Hua Chunying, “Soykırım, Kanada, ABD ve Avustralya gibi ülkelerde yaşanmış bir olgudur. 1970’li yıllarda, Kanada hükümeti, yerli halkın asimilasyonunu resmî gündemine koydu ve yerlilerin öldürülmesini alenen teşvik etti. ABD’nin kurulmasından sonraki yaklaşık yüz yıllık süreçte, “Batıya Hareket” yoluyla Kızılderililer büyük ölçüde yerlerinden edilip katledildi. Son yıllarda ABD, sözde terörle mücadele ve insan hakları bahaneleriyle Irak, Suriye, Libya ve Afganistan gibi ülkelerde savaşları kışkırttı, on binlerce masum insanın hayatlarını kaybetmesi veya yaralanmasına neden oldu. Bu mağdur ülkelerin hepsi Müslüman ülkeleri. Avustralya’da belli bir süredir yürütülen “Beyaz Avustralya Politikası”nı hepimiz biliyoruz. Avustralya’daki Aborjinleri yok etmeyi hedefleyen bu politika sonucu, 100 bin çocuk ailelerinden zorla ayrıldı. Bu ülkelerde yaşayan azınlıkların trajedilerle dolu tarihini söz konusu siyasetçiler nasıl değerlendirecekler, kınayacaklar mı acaba?” diye konuştu.

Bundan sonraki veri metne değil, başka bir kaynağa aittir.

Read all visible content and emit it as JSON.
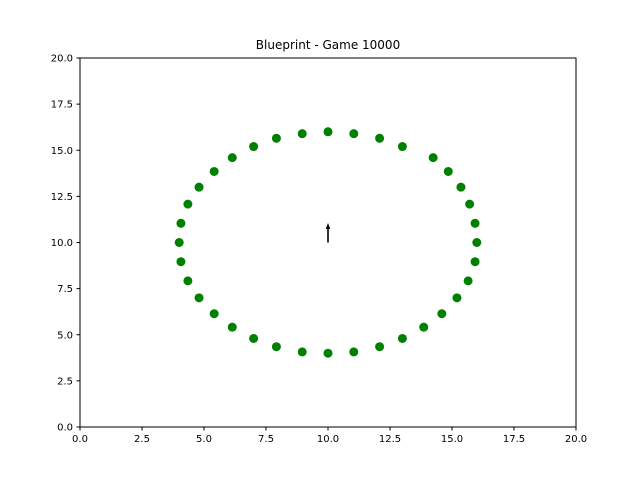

Hua Chunying, “Kanada, ABD ve Avustralya’daki bazı çevrelerin Xinjiang hakkında sürekli yalanlar uydurması ve yaymasının ardındaki asıl amaç, insan hakları bahanesiyle Çin’in iç işlerine müdahale ederek, Çin’in güvenliğini ve istikrarını bozmak, Çin’in gelişme adımlarını engellemektir. Tüm bu komplolar suya düşecek. Bu çevreleri, ilgilerini kendi halklarına, kendi ülkelerindeki mevcut sorunlara çevirmeye çağırıyorum. Çin’in çıkarlarına zarar verme konusunda ısrar etmeyi sürdürürlerse Çin’in kararlı ve gerekli tepkileriyle karşılaşacaklar.” ifadelerini kullandı.